Sunday, May 15, 2011

tony orrico

 This past semester I took a drawing class. Sure, I can draw a figure and a still life, but I've had trouble trying to figure out how to integrate drawing into my studio practice. So many people say it's a critical exercise for a sculptor, but even so... there a a number of ways to put it into practice. Some sculptors draw out their plans for sculptures. Others create finished drawings that are pieces on their own, still relating back to representations of their sculptures. But then there are artists who take a different approach to drawing. I think of the famed sculptor Richard Serra, who makes very process-based drawings, which I fine quite interesting. "Drawing is a verb" says Serra.

I really like this quote I found HERE that discusses my very dilemma...

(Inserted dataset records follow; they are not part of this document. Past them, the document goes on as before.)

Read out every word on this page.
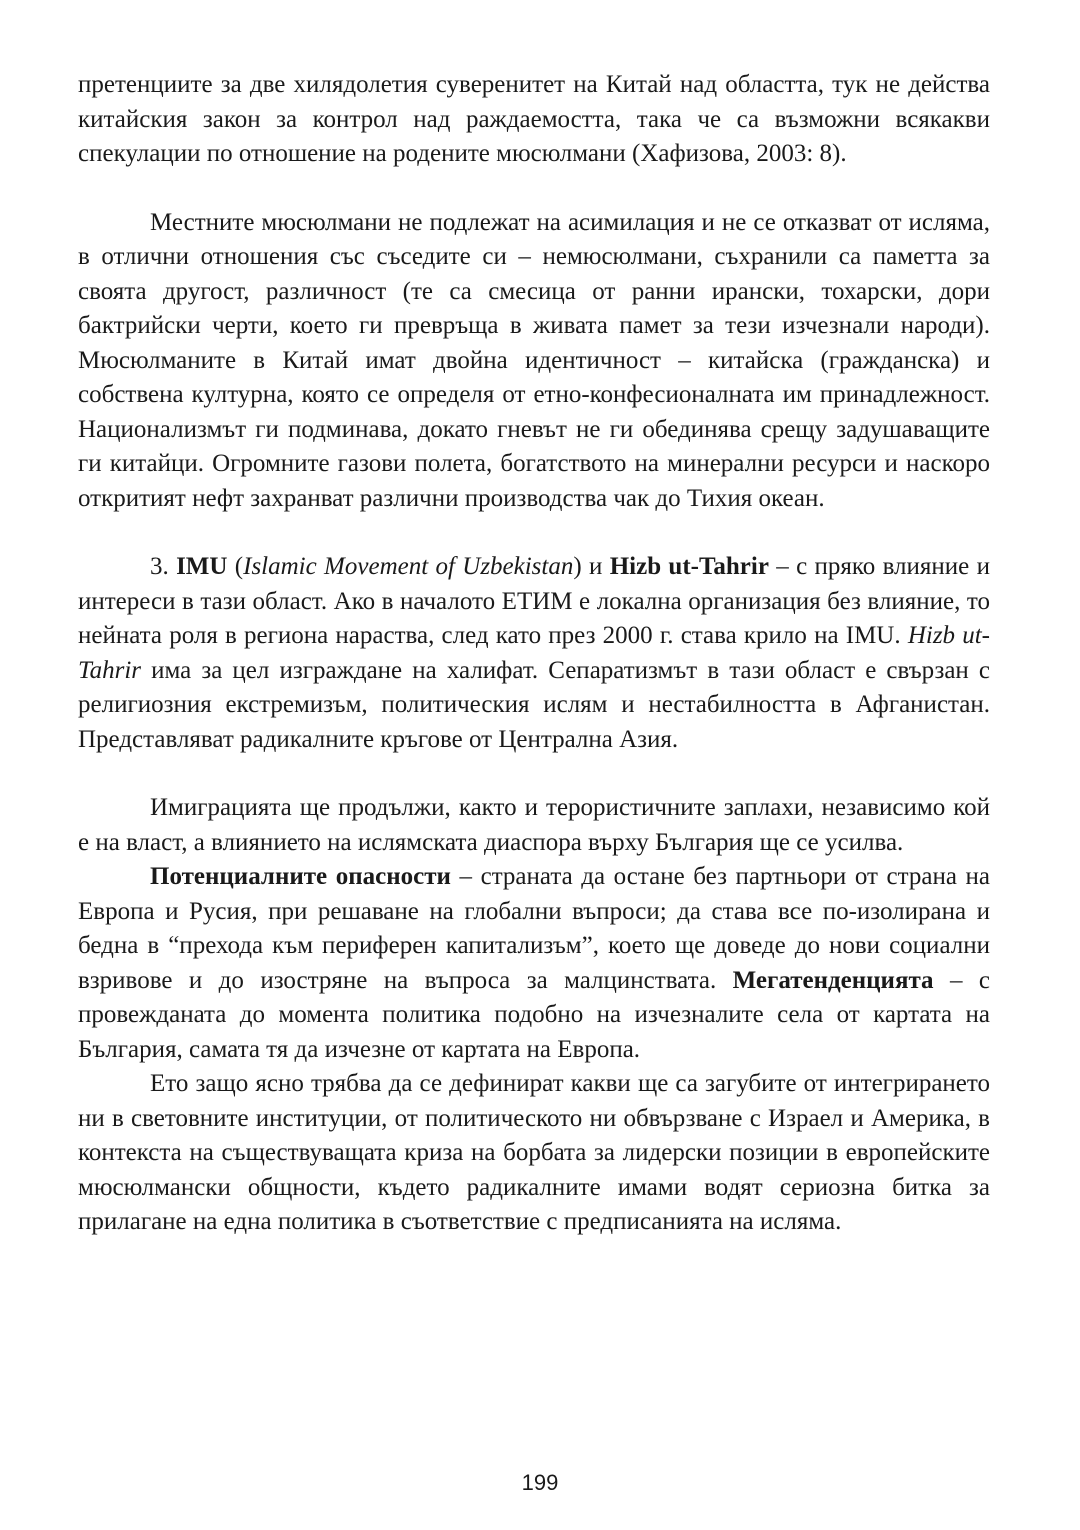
претенциите за две хилядолетия суверенитет на Китай над областта, тук не действа китайския закон за контрол над раждаемостта, така че са възможни всякакви спекулации по отношение на родените мюсюлмани (Хафизова, 2003: 8).

Местните мюсюлмани не подлежат на асимилация и не се отказват от исляма, в отлични отношения със съседите си – немюсюлмани, съхранили са паметта за своята другост, различност (те са смесица от ранни ирански, тохарски, дори бактрийски черти, което ги превръща в живата памет за тези изчезнали народи). Мюсюлманите в Китай имат двойна идентичност – китайска (гражданска) и собствена културна, която се определя от етно-конфесионалната им принадлежност. Национализмът ги подминава, докато гневът не ги обединява срещу задушаващите ги китайци. Огромните газови полета, богатството на минерални ресурси и наскоро откритият нефт захранват различни производства чак до Тихия океан.

3. IMU (Islamic Movement of Uzbekistan) и Hizb ut-Tahrir – с пряко влияние и интереси в тази област. Ако в началото ЕТИМ е локална организация без влияние, то нейната роля в региона нараства, след като през 2000 г. става крило на IMU. Hizb ut-Tahrir има за цел изграждане на халифат. Сепаратизмът в тази област е свързан с религиозния екстремизъм, политическия ислям и нестабилността в Афганистан. Представляват радикалните кръгове от Централна Азия.

Имиграцията ще продължи, както и терористичните заплахи, независимо кой е на власт, а влиянието на ислямската диаспора върху България ще се усилва.

Потенциалните опасности – страната да остане без партньори от страна на Европа и Русия, при решаване на глобални въпроси; да става все по-изолирана и бедна в “прехода към периферен капитализъм”, което ще доведе до нови социални взривове и до изостряне на въпроса за малцинствата. Мегатенденцията – с провежданата до момента политика подобно на изчезналите села от картата на България, самата тя да изчезне от картата на Европа.

Ето защо ясно трябва да се дефинират какви ще са загубите от интегрирането ни в световните институции, от политическото ни обвързване с Израел и Америка, в контекста на съществуващата криза на борбата за лидерски позиции в европейските мюсюлмански общности, където радикалните имами водят сериозна битка за прилагане на една политика в съответствие с предписанията на исляма.

199
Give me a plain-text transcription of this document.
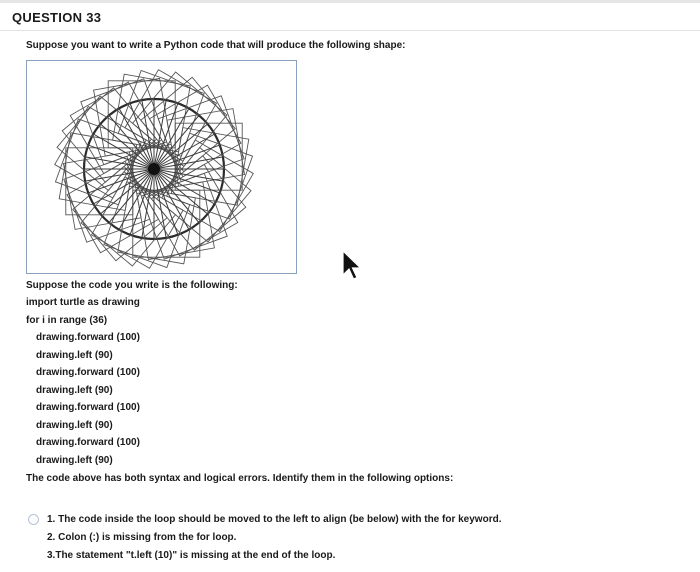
QUESTION 33
Suppose you want to write a Python code that will produce the following shape:
Suppose the code you write is the following:
import turtle as drawing
for i in range (36)
drawing.forward (100)
drawing.left (90)
drawing.forward (100)
drawing.left (90)
drawing.forward (100)
drawing.left (90)
drawing.forward (100)
drawing.left (90)
The code above has both syntax and logical errors. Identify them in the following options:
1. The code inside the loop should be moved to the left to align (be below) with the for keyword.
2. Colon (:) is missing from the for loop.
3.The statement "t.left (10)" is missing at the end of the loop.
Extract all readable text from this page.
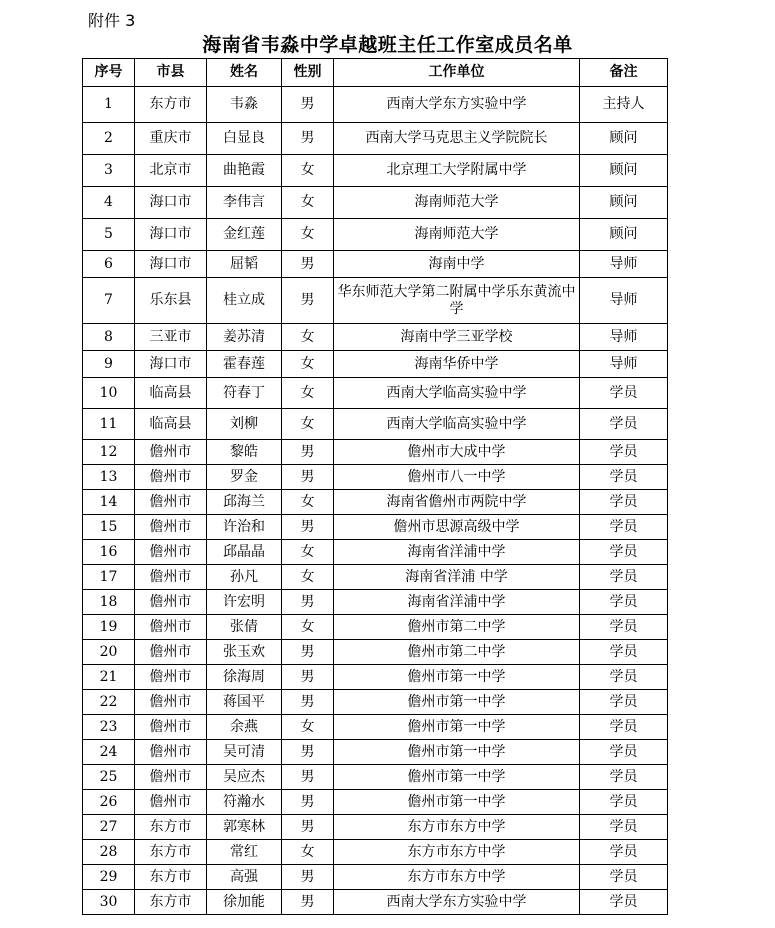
附件 3
海南省韦淼中学卓越班主任工作室成员名单
序号	市县	姓名	性别	工作单位	备注
1	东方市	韦淼	男	西南大学东方实验中学	主持人
2	重庆市	白显良	男	西南大学马克思主义学院院长	顾问
3	北京市	曲艳霞	女	北京理工大学附属中学	顾问
4	海口市	李伟言	女	海南师范大学	顾问
5	海口市	金红莲	女	海南师范大学	顾问
6	海口市	屈韬	男	海南中学	导师
7	乐东县	桂立成	男	华东师范大学第二附属中学乐东黄流中学	导师
8	三亚市	姜苏清	女	海南中学三亚学校	导师
9	海口市	霍春莲	女	海南华侨中学	导师
10	临高县	符春丁	女	西南大学临高实验中学	学员
11	临高县	刘柳	女	西南大学临高实验中学	学员
12	儋州市	黎皓	男	儋州市大成中学	学员
13	儋州市	罗金	男	儋州市八一中学	学员
14	儋州市	邱海兰	女	海南省儋州市两院中学	学员
15	儋州市	许治和	男	儋州市思源高级中学	学员
16	儋州市	邱晶晶	女	海南省洋浦中学	学员
17	儋州市	孙凡	女	海南省洋浦 中学	学员
18	儋州市	许宏明	男	海南省洋浦中学	学员
19	儋州市	张倩	女	儋州市第二中学	学员
20	儋州市	张玉欢	男	儋州市第二中学	学员
21	儋州市	徐海周	男	儋州市第一中学	学员
22	儋州市	蒋国平	男	儋州市第一中学	学员
23	儋州市	余燕	女	儋州市第一中学	学员
24	儋州市	吴可清	男	儋州市第一中学	学员
25	儋州市	吴应杰	男	儋州市第一中学	学员
26	儋州市	符瀚水	男	儋州市第一中学	学员
27	东方市	郭寒林	男	东方市东方中学	学员
28	东方市	常红	女	东方市东方中学	学员
29	东方市	高强	男	东方市东方中学	学员
30	东方市	徐加能	男	西南大学东方实验中学	学员
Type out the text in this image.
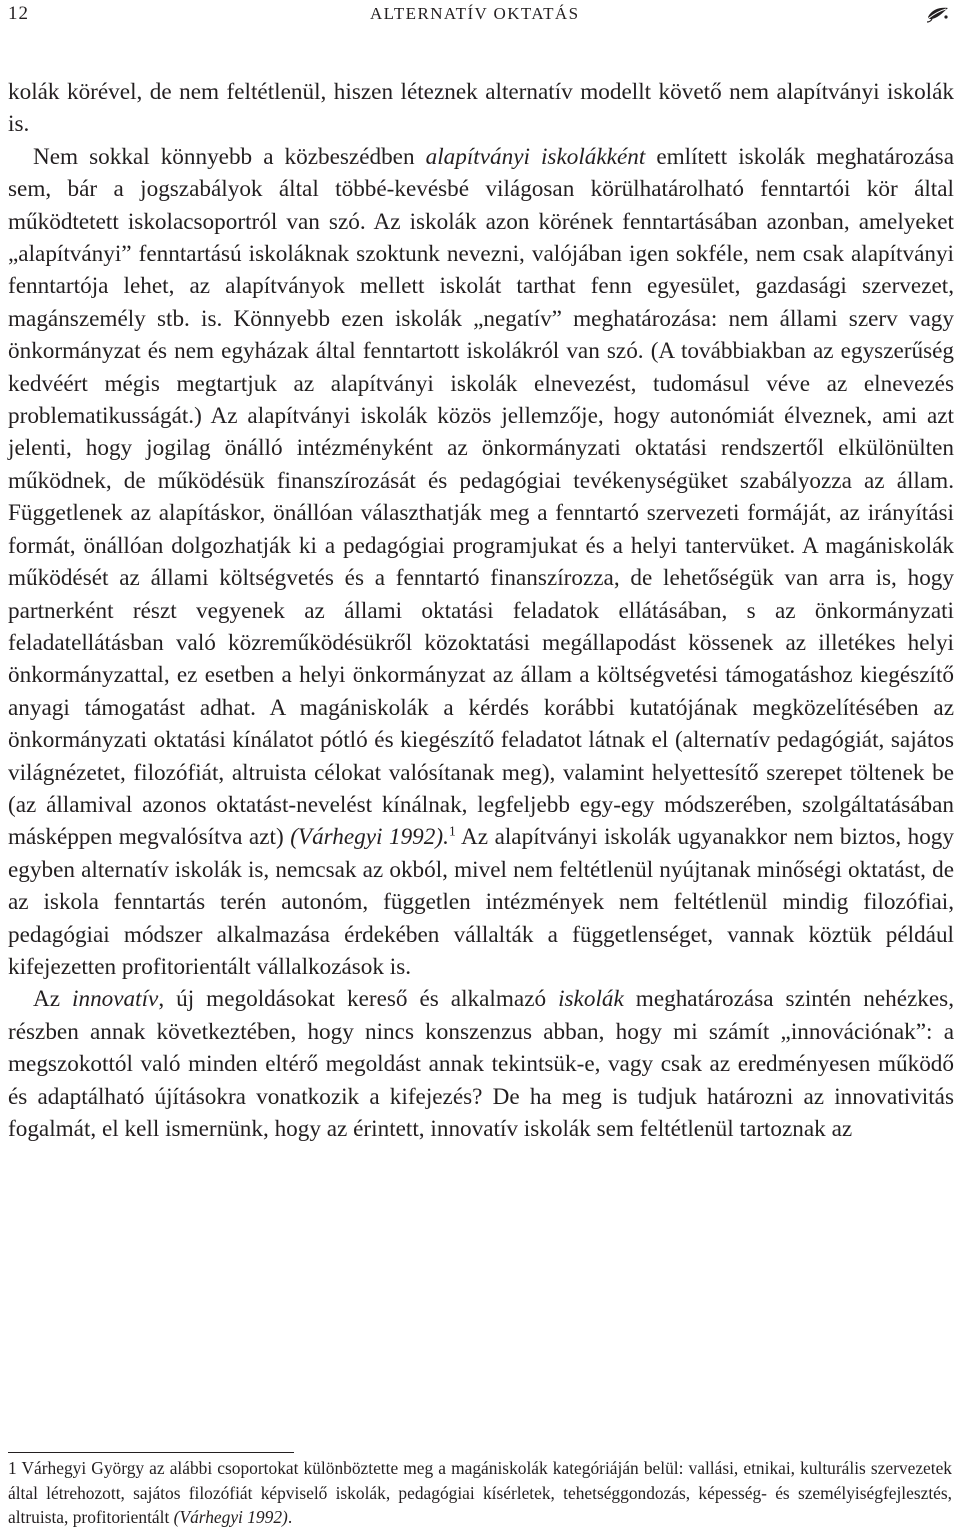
12	ALTERNATÍV OKTATÁS

kolák körével, de nem feltétlenül, hiszen léteznek alternatív modellt követő nem alapítványi iskolák is.

Nem sokkal könnyebb a közbeszédben alapítványi iskolákként említett iskolák meghatározása sem, bár a jogszabályok által többé-kevésbé világosan körülhatárolható fenntartói kör által működtetett iskolacsoportról van szó. Az iskolák azon körének fenntartásában azonban, amelyeket „alapítványi” fenntartású iskoláknak szoktunk nevezni, valójában igen sokféle, nem csak alapítványi fenntartója lehet, az alapítványok mellett iskolát tarthat fenn egyesület, gazdasági szervezet, magánszemély stb. is. Könnyebb ezen iskolák „negatív” meghatározása: nem állami szerv vagy önkormányzat és nem egyházak által fenntartott iskolákról van szó. (A továbbiakban az egyszerűség kedvéért mégis megtartjuk az alapítványi iskolák elnevezést, tudomásul véve az elnevezés problematikusságát.) Az alapítványi iskolák közös jellemzője, hogy autonómiát élveznek, ami azt jelenti, hogy jogilag önálló intézményként az önkormányzati oktatási rendszertől elkülönülten működnek, de működésük finanszírozását és pedagógiai tevékenységüket szabályozza az állam. Függetlenek az alapításkor, önállóan választhatják meg a fenntartó szervezeti formáját, az irányítási formát, önállóan dolgozhatják ki a pedagógiai programjukat és a helyi tantervüket. A magániskolák működését az állami költségvetés és a fenntartó finanszírozza, de lehetőségük van arra is, hogy partnerként részt vegyenek az állami oktatási feladatok ellátásában, s az önkormányzati feladatellátásban való közreműködésükről közoktatási megállapodást kössenek az illetékes helyi önkormányzattal, ez esetben a helyi önkormányzat az állam a költségvetési támogatáshoz kiegészítő anyagi támogatást adhat. A magániskolák a kérdés korábbi kutatójának megközelítésében az önkormányzati oktatási kínálatot pótló és kiegészítő feladatot látnak el (alternatív pedagógiát, sajátos világnézetet, filozófiát, altruista célokat valósítanak meg), valamint helyettesítő szerepet töltenek be (az államival azonos oktatást-nevelést kínálnak, legfeljebb egy-egy módszerében, szolgáltatásában másképpen megvalósítva azt) (Várhegyi 1992).$^1$ Az alapítványi iskolák ugyanakkor nem biztos, hogy egyben alternatív iskolák is, nemcsak az okból, mivel nem feltétlenül nyújtanak minőségi oktatást, de az iskola fenntartás terén autonóm, független intézmények nem feltétlenül mindig filozófiai, pedagógiai módszer alkalmazása érdekében vállalták a függetlenséget, vannak köztük például kifejezetten profitorientált vállalkozások is.

Az innovatív, új megoldásokat kereső és alkalmazó iskolák meghatározása szintén nehézkes, részben annak következtében, hogy nincs konszenzus abban, hogy mi számít „innovációnak”: a megszokottól való minden eltérő megoldást annak tekintsük-e, vagy csak az eredményesen működő és adaptálható újításokra vonatkozik a kifejezés? De ha meg is tudjuk határozni az innovativitás fogalmát, el kell ismernünk, hogy az érintett, innovatív iskolák sem feltétlenül tartoznak az

1 Várhegyi György az alábbi csoportokat különböztette meg a magániskolák kategóriáján belül: vallási, etnikai, kulturális szervezetek által létrehozott, sajátos filozófiát képviselő iskolák, pedagógiai kísérletek, tehetséggondozás, képesség- és személyiségfejlesztés, altruista, profitorientált (Várhegyi 1992).
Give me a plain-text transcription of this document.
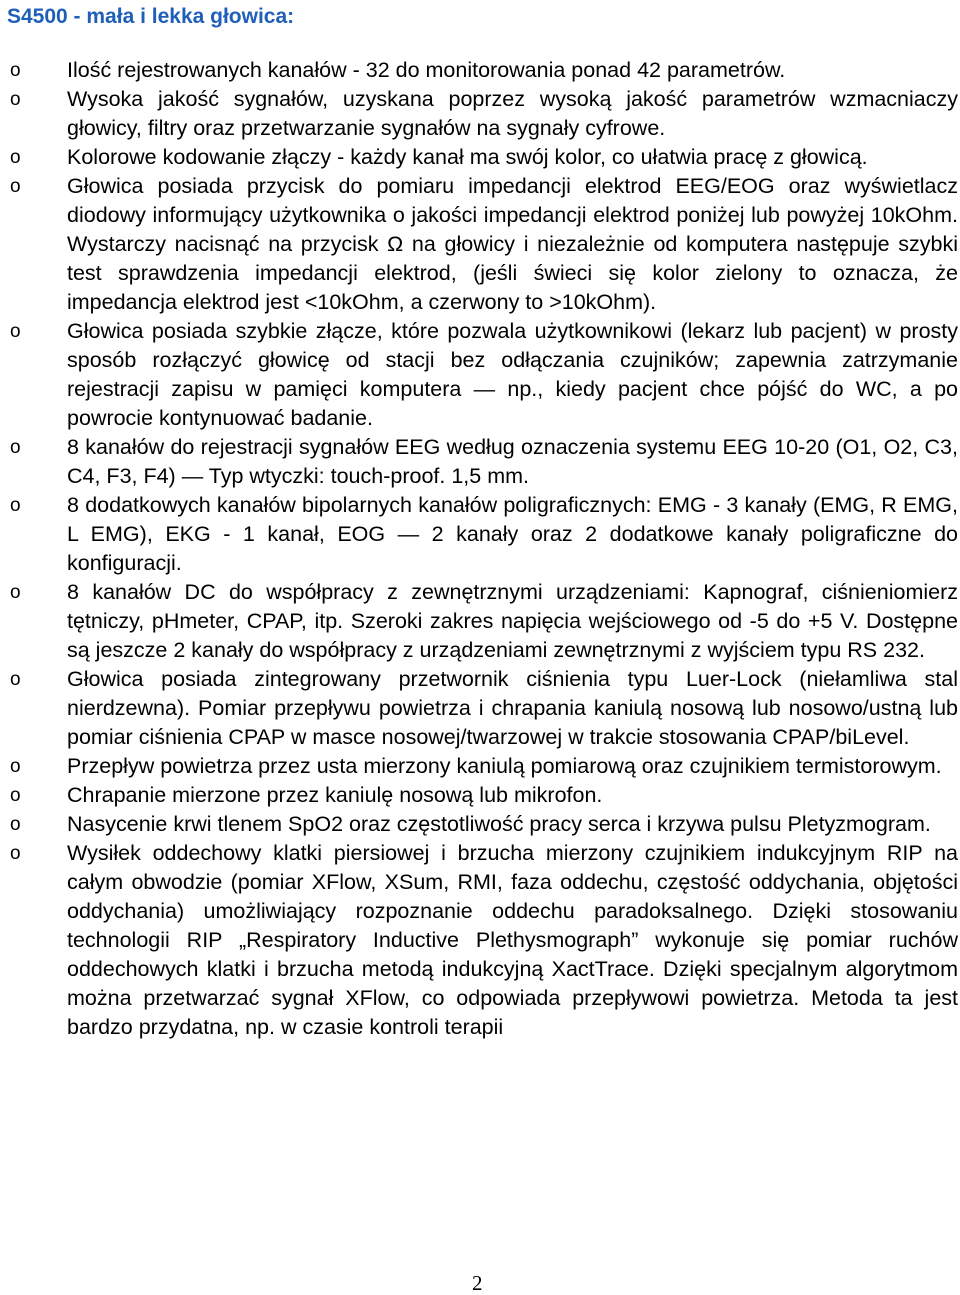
S4500 - mała i lekka głowica:
o Ilość rejestrowanych kanałów - 32 do monitorowania ponad 42 parametrów.
o Wysoka jakość sygnałów, uzyskana poprzez wysoką jakość parametrów wzmacniaczy głowicy, filtry oraz przetwarzanie sygnałów na sygnały cyfrowe.
o Kolorowe kodowanie złączy - każdy kanał ma swój kolor, co ułatwia pracę z głowicą.
o Głowica posiada przycisk do pomiaru impedancji elektrod EEG/EOG oraz wyświetlacz diodowy informujący użytkownika o jakości impedancji elektrod poniżej lub powyżej 10kOhm. Wystarczy nacisnąć na przycisk Ω na głowicy i niezależnie od komputera następuje szybki test sprawdzenia impedancji elektrod, (jeśli świeci się kolor zielony to oznacza, że impedancja elektrod jest <10kOhm, a czerwony to >10kOhm).
o Głowica posiada szybkie złącze, które pozwala użytkownikowi (lekarz lub pacjent) w prosty sposób rozłączyć głowicę od stacji bez odłączania czujników; zapewnia zatrzymanie rejestracji zapisu w pamięci komputera — np., kiedy pacjent chce pójść do WC, a po powrocie kontynuować badanie.
o 8 kanałów do rejestracji sygnałów EEG według oznaczenia systemu EEG 10-20 (O1, O2, C3, C4, F3, F4) — Typ wtyczki: touch-proof. 1,5 mm.
o 8 dodatkowych kanałów bipolarnych kanałów poligraficznych: EMG - 3 kanały (EMG, R EMG, L EMG), EKG - 1 kanał, EOG — 2 kanały oraz 2 dodatkowe kanały poligraficzne do konfiguracji.
o 8 kanałów DC do współpracy z zewnętrznymi urządzeniami: Kapnograf, ciśnieniomierz tętniczy, pHmeter, CPAP, itp. Szeroki zakres napięcia wejściowego od -5 do +5 V. Dostępne są jeszcze 2 kanały do współpracy z urządzeniami zewnętrznymi z wyjściem typu RS 232.
o Głowica posiada zintegrowany przetwornik ciśnienia typu Luer-Lock (niełamliwa stal nierdzewna). Pomiar przepływu powietrza i chrapania kaniulą nosową lub nosowo/ustną lub pomiar ciśnienia CPAP w masce nosowej/twarzowej w trakcie stosowania CPAP/biLevel.
o Przepływ powietrza przez usta mierzony kaniulą pomiarową oraz czujnikiem termistorowym.
o Chrapanie mierzone przez kaniulę nosową lub mikrofon.
o Nasycenie krwi tlenem SpO2 oraz częstotliwość pracy serca i krzywa pulsu Pletyzmogram.
o Wysiłek oddechowy klatki piersiowej i brzucha mierzony czujnikiem indukcyjnym RIP na całym obwodzie (pomiar XFlow, XSum, RMI, faza oddechu, częstość oddychania, objętości oddychania) umożliwiający rozpoznanie oddechu paradoksalnego. Dzięki stosowaniu technologii RIP „Respiratory Inductive Plethysmograph” wykonuje się pomiar ruchów oddechowych klatki i brzucha metodą indukcyjną XactTrace. Dzięki specjalnym algorytmom można przetwarzać sygnał XFlow, co odpowiada przepływowi powietrza. Metoda ta jest bardzo przydatna, np. w czasie kontroli terapii
2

"Process, and the trace of that process, are integral to drawing. The action used to make a mark becomes that mark. The drawing is an image of an action. The visual marks made by sound, the doing and undoing of a mark, the space of a mark, at their core all have the essence of an action.

A drawing and a sculpture, there is no clear line between the two. Some sculptures are three dimensional drawings. What begins as a drawing can become a sculptural object. A conversation develops between the two dimensional and the three dimensional. Materials used for making sculpture are used for drawing - so plastic tubing used within a sculpture is then dipped in ink and used as a drawing tool - and the sculpture and the drawing become part of each other. Discovering how an object draws itself is a way of understanding the essence of that object."

So, this this brings me to the drawings/performances of Tony Orrico, which have ignited this entire dialogue. I wish I had been exposed to these in drawing class. One day when I'm a grown-up (ha), if I ever have to opportunity to teach a drawing class (or some sort of special topics class), I would love to assign projects that are performative and process-based. The possibilities are endless, and the creative potential is without bounds. Check out these videos of Tony Orrico... they are utterly mesmerizing.

1 comment:

  1. the importance of drawing...
    thanks for the reminder, lauren. i'm not much of a "drawer". i don't mean to imply that i can't draw, because i can. as a painter, i just don't do it very often.
    we're seeing more abstract drawing these days, which of course gets my attention (and inspires me) much more than imaged-based works.
    so interesting, this concept of performance drawing. tony's work is fascinating.